SMU Data and Models

US Steel Posts Lower Q4 Profit, Restarts Mon Valley #3 Furnace

Written by Michael Cowden

US Steel posted a drop in fourth-quarter 2022 profits partly attributable to lower flat-rolled steel shipment volumes and selling prices.

But the Pittsburgh-based steelmaker nonetheless recorded the second-best annual profit in its history.

US Steel“We are well-positioned for 2023. Our record cash and liquidity support a balanced capital allocation approach,” US president and CEO David Burritt said in a statement released with earnings figures after the close of markets on Thursday, Feb. 2.

All told, US Steel recorded net earnings of $174 million in the fourth quarter of 2022, down 84% from $1.07 billion in the fourth quarter of 2021 on net sales that fell 23% to $4.34 billion over the same period.

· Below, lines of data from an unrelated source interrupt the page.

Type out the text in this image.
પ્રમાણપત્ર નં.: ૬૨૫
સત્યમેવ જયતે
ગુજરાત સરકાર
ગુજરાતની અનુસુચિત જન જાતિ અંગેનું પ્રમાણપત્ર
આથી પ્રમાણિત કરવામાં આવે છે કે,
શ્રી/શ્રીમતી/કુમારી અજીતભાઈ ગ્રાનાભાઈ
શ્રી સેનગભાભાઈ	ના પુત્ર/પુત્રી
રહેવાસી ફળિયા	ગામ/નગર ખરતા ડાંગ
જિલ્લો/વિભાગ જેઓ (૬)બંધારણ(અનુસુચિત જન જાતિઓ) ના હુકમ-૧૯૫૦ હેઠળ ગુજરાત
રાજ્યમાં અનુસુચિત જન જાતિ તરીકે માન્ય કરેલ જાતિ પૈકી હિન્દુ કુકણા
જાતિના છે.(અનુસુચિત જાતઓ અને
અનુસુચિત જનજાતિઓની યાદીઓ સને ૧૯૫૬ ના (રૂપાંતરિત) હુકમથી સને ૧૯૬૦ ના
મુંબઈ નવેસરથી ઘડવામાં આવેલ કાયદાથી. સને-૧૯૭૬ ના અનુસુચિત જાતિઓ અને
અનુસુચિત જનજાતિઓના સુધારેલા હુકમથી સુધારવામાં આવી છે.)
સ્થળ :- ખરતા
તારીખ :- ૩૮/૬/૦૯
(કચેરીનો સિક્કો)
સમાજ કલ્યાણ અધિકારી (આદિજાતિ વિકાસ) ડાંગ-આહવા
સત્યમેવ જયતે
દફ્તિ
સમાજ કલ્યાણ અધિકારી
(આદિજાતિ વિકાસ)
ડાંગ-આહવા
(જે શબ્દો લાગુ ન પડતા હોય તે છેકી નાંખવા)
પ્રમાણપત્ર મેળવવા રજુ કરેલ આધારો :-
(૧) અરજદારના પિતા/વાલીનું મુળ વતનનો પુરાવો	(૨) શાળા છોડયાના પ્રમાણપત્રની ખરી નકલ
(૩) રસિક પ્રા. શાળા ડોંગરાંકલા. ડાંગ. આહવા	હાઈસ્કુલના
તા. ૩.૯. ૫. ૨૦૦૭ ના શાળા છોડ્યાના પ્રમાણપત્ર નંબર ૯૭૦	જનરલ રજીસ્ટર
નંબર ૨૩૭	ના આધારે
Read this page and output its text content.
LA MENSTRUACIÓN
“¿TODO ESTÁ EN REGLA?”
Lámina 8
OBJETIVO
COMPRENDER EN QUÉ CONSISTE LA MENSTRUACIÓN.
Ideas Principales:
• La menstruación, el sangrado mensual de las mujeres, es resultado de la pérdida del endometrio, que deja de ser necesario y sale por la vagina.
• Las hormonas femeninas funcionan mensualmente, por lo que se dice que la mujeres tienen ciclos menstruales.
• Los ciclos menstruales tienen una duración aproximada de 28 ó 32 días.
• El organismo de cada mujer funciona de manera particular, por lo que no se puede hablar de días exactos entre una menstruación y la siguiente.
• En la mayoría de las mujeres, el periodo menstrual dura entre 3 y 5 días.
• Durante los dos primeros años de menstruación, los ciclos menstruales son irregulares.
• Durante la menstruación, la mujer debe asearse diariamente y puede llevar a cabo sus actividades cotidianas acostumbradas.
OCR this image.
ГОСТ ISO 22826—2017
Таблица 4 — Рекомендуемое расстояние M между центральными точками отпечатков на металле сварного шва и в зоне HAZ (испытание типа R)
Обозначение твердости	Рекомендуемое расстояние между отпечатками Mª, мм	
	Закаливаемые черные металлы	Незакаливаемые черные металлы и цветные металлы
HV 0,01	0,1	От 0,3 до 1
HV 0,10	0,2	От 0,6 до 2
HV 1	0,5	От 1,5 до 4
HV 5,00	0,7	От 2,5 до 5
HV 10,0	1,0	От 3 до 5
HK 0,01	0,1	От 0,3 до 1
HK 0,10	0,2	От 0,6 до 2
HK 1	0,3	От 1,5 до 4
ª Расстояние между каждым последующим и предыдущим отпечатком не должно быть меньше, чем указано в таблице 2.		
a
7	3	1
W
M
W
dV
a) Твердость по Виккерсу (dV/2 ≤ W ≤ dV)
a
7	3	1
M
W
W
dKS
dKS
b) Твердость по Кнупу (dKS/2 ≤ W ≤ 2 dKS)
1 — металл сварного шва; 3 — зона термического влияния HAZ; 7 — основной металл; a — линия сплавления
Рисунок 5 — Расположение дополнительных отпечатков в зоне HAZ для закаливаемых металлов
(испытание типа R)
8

For the full year of 2022, the company posted a profit of $2.52 billion, down 40% from $4.17 billion in 2021 despite sales increasing 4% to $21.07 billion.

On the operations side, a slide released with earnings results (see slide 22) indicated that company had restarted the No. 3 blast furnace at its Mon Valley Works in western Pennsylvania.

The furnace was initially taken offline in August for planned maintenance but then kept idled because of poor market conditions.

No. 3 was restarted on Friday, Jan. 27, a company spokesperson told SMU. Additional detail is expected to be provided on US Steel’s earnings call on Friday, Feb. 3, at 8:30 am ET.

The Mon Valley Works has two blast furnaces: No. 1 and No. 3. The No. 1 furnace has a daily ironmaking capacity of approximately 3,200 tons. The No. 3 furnace has a daily capacity of approximately 2,900 tons.

The furnaces are located at US Steel’s Edgar Thomson plant in Braddock, Pa. That facility makes slabs and rails them to the company’s Irvin Plant in West Mifflin, Pa., where they are rolled into sheet.

The restart of No. 3 at Mon Valley roughly coincides with US Steel restarting all three blast furnaces at its steel mill in Košice, Slovakia.

SMU has updated its blast furnace status table to reflect the change.